Even after enjoying victory, Armstrong was hungry for more success. Wary of the measures taken by his rivals, he encouraged Hamilton and Livingston to accompany him to Spain for the first of what was to become another readily used technique in the cycling world: blood transfusions. The first time Hamilton had blood pumped into his body he felt a profound effect: ‘when you have more red blood cells, your body doesn’t obey the same rules…you go harder than you think you can.’ Such was the impact it had, riders went to desperate measures to carry out a transfusion. Most obviously, Hamilton recounts the time Armstrong had a blood transfusion while lying on the floor of his team bus.

All this begs the obvious question: how did cyclists such as Armstrong beat the drug tests? The answer, as Hamilton explains, was that it was remarkably straight forward: ‘In fact, they weren’t drug tests…they were more like discipline tests. If you were careful and paid attention, you could dope and be 99% certain that you would not get caught.’ This was because testers would only visit cyclists between 7am and 10pm, providing a nine hour time frame to take anything that would quickly leave the system. Moreover, the testing system was archaic. Remarkably, a test to detect EPO was only developed in 2000 (it had been commonly used since the late 80s). In comparison, doctors dealing with the cyclists were forward-thinking and intelligent. For instance, Hamilton refers to the ‘micro-dosing’ techniques (smaller doses of EPO injected directly into the vein which left the body quicker) employed by Michele Ferrari, a close confidant of Armstrong.
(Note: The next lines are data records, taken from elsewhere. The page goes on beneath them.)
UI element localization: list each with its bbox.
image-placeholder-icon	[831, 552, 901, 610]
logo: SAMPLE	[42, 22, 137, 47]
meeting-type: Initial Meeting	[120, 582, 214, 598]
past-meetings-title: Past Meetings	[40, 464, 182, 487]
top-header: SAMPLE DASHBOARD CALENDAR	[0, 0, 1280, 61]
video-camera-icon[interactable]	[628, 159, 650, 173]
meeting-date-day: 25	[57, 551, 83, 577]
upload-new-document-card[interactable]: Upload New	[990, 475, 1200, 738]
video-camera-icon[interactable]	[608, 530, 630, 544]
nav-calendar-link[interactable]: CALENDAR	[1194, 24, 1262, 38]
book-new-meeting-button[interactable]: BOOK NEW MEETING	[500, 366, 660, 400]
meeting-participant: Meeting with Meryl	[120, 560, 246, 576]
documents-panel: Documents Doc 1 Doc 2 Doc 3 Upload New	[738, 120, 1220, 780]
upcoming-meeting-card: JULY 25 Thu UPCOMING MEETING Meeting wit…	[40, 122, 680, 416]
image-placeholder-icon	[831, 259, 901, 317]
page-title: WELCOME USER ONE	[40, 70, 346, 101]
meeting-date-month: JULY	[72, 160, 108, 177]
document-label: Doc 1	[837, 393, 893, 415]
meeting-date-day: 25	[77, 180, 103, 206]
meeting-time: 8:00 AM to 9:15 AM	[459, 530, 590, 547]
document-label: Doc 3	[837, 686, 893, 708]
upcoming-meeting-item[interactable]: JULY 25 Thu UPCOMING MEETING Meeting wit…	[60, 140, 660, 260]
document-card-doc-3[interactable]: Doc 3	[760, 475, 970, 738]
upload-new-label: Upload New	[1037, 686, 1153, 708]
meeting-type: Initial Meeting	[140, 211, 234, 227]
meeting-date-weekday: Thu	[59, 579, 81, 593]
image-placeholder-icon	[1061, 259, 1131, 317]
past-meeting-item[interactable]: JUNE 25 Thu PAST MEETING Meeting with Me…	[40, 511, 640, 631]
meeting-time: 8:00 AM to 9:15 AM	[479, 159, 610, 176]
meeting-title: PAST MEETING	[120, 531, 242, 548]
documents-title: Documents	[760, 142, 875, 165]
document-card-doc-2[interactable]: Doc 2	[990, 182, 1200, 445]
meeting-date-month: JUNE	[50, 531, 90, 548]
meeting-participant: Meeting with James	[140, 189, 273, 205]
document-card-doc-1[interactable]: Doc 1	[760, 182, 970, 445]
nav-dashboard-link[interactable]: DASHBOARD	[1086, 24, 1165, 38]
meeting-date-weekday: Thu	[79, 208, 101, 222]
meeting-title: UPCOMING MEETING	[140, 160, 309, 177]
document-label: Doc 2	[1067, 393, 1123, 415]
Bernhard Kohl, who finished 3rd in the 2008 Tour de France, summed up the chaotic nature of the testing system when he said that ‘I was tested 100 times with drugs in my body. I was caught, but 99 other times, I wasn’t.’

But while Hamilton has now faced up to his past mistakes, Armstrong continues to live a lie. The powerful evidence submitted in this compelling book, though, is enough to quash Armstrong’s claims once and for all.